An Action Team might contain seven members, including a Tech Lead who can divide the team into two groups (of three) and focus each group on parallel tasks within the feature’s overall scope. It is then up to the Tech Lead to create a single Team Lead for each group and hold them accountable for their group’s work.

Team Efficiency and Organization

There are two ways of designing a team.

We ask that the Tech Lead optimize for feature efficiency where possible.

rogerxu commented 5 years ago

Project Management

Rework / Defer / Abandon (Mitigation Strategies for Deferred Progress)

Effort Estimation

Pad estimates for the unexpected

Instead of precise estimates, give your best guesstimate for a given task and multiply it times four, especially if that task involves uncovering an unknown.

Add up tasks toward unknowns

Be sure to identify which tasks are associated with discovery (finding unknowns), and which have more concrete definitions.

The 80/20 Rule

Just treat the 80% point in your project as the halfway marker.

Never forget QA

When you estimate deadlines, set a date for code completion so that QA can have time to discover any bugs or UX issues.

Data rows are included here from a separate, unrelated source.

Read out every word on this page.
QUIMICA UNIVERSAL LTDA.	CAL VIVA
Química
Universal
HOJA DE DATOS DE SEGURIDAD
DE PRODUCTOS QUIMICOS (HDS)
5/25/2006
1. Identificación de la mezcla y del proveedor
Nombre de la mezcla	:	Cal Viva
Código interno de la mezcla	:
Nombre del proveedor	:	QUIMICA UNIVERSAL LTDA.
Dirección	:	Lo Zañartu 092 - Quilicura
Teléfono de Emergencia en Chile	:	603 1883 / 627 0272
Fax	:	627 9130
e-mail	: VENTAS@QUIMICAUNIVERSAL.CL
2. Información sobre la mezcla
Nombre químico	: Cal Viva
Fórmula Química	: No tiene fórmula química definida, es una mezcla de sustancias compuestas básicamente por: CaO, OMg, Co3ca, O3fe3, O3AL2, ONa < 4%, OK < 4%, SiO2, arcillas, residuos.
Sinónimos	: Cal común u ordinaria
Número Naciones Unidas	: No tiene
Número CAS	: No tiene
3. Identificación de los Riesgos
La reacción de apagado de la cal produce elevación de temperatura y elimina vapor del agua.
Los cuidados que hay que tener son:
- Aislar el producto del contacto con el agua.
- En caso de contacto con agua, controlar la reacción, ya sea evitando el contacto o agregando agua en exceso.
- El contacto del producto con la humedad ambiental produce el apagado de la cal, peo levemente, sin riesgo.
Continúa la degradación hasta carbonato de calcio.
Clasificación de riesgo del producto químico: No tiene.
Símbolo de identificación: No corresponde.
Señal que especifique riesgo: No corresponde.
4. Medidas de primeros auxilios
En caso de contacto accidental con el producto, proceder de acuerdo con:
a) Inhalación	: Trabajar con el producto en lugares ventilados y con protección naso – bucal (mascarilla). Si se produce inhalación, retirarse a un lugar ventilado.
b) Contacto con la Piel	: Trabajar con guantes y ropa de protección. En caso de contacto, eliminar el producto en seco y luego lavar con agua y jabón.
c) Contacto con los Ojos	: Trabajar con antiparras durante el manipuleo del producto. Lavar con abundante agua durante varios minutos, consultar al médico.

Cooldown: Bug fixes after delivery

On delivery, plan to leave some time to fix any immediate bugs before starting new milestones. The amount of time can vary based on the deliverable’s complexity, and a week is usually a good window.

Milestone

While the scope of a feature might require months and months of work, its versioned milestones should aim for six-week timelines, including QA, so each milestone is code complete around four weeks.

A six-month project’s major Milestones may then look like this:

  1. Alpha Launch (6 weeks)
  2. Beta Launch (6 weeks)
  3. Feature Launch v1.0 (6 weeks)
  4. Feature Launch v1.0.1 (6 weeks) 🏁
rogerxu commented 5 years ago

Code Management

Feature Branch

Do not branch off of feature-branches. Tech Leads should aim to have their team commit their feature-branches directly to dev rather than to another feature-branch that is kept up-to-date with dev. Long-lived feature-branches often introduce code dependencies and other programming patterns that require cherry-picking and other hard-to-keep-in-sync-with-other-branches issues. Instead, the Tech Lead should place their project behind a Feature Flag and continually merge it with dev.

Feature flags

We encourage all of our engineers to push code every day (if possible), and to prevent a new feature from stepping on the toes of our users, we suggest Tech Leads place those new features behind a “Feature Flag” that can be toggled.

There might be a case for a long-lived branch to which other branches commit. And by “might”, we mean maybe 1% of the time where we must refactor a critical, widely-used portion of our infrastructure. So, basically never. Please inform the entire team, your product manager, and your engineering manager of your intent.